Abstract

Wireline communication applications typically require a low-phase-noise wide-tuning-range PLL. While these requirements can be met using traditional charge-pump PLL architectures, a high-performance digital PLL (DPLL)-based solution offers potential advantages in area, testability, and flexibility. Nearly all high-performance DPLL architectures reported in the literature to date (see, e.g., [1–3]) incorporate a time-to-digital converter (TDC) that acts as the loop's PFD. Subject to its quantization limits, a high-resolution TDC generates output signals proportional to the phase error at its input, effectively linearizing the PFD response. It should be noted, however, that reported high-performance TDC-based DPLLs have generally been fractional-N, i.e., not integer-N, synthesizers. In a fractional-N loop, the phase difference between the feedback clock and the reference clock at the PFD input varies significantly, frequently jumping by as much as a full output clock period from one phase comparison to the next.
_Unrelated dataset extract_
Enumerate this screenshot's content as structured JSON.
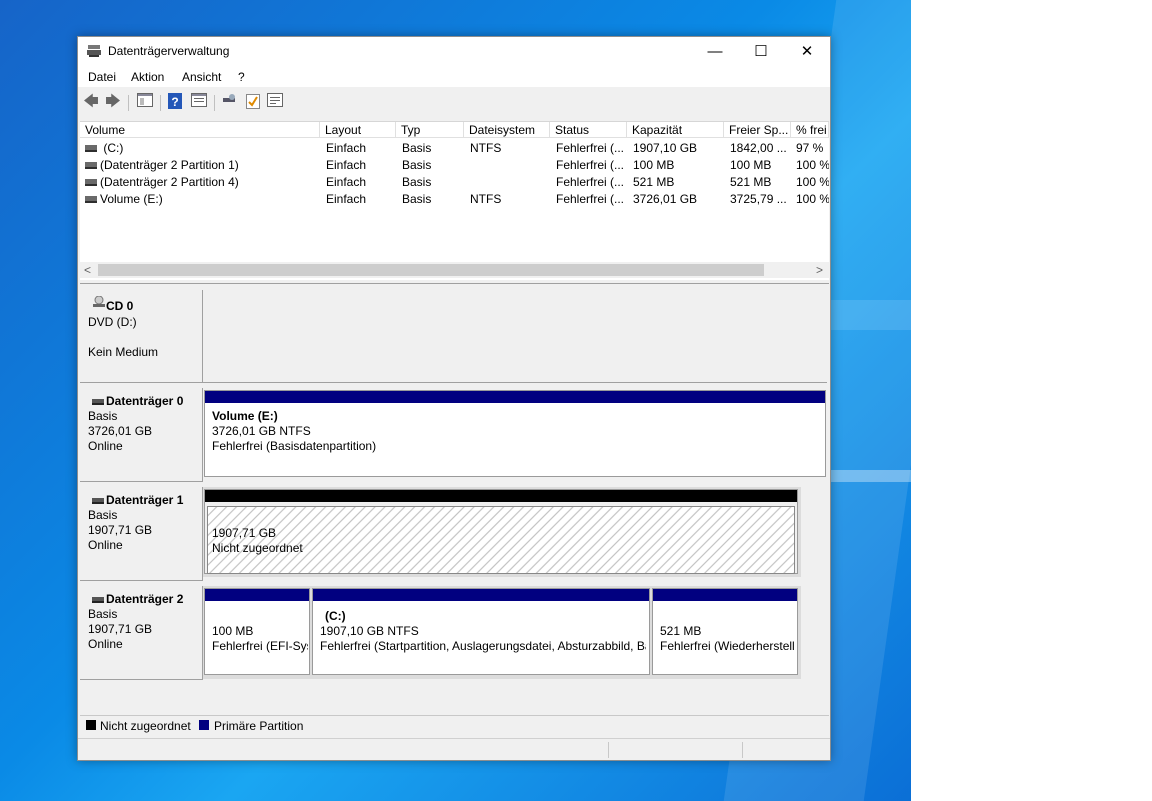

At 10GHz output, this results in a 100ps phase shift, thus making a TDC with resolution on the order of 10 to 20ps adequate to generate multiple quantization levels. In an integer-N case, by contrast, a PLL with 500fs rms jitter at the output and a typical feedback divider value in the range of 16 to 40 would have feedback phase jitter of only 2 to 3.2ps rms . In this low noise situation, a TDC with less than 3.2ps of resolution would act essentially like a bang-bang PFD (BB-PFD). Existing wireline communication PLLs are predominantly integer-N designs with strict system-level requirements on the rms jitter. A DPLL designer targeting these applications, therefore, would have to face the challenging and ever-increasing requirements on TDC resolution, or to find a way of using a BB-PFD.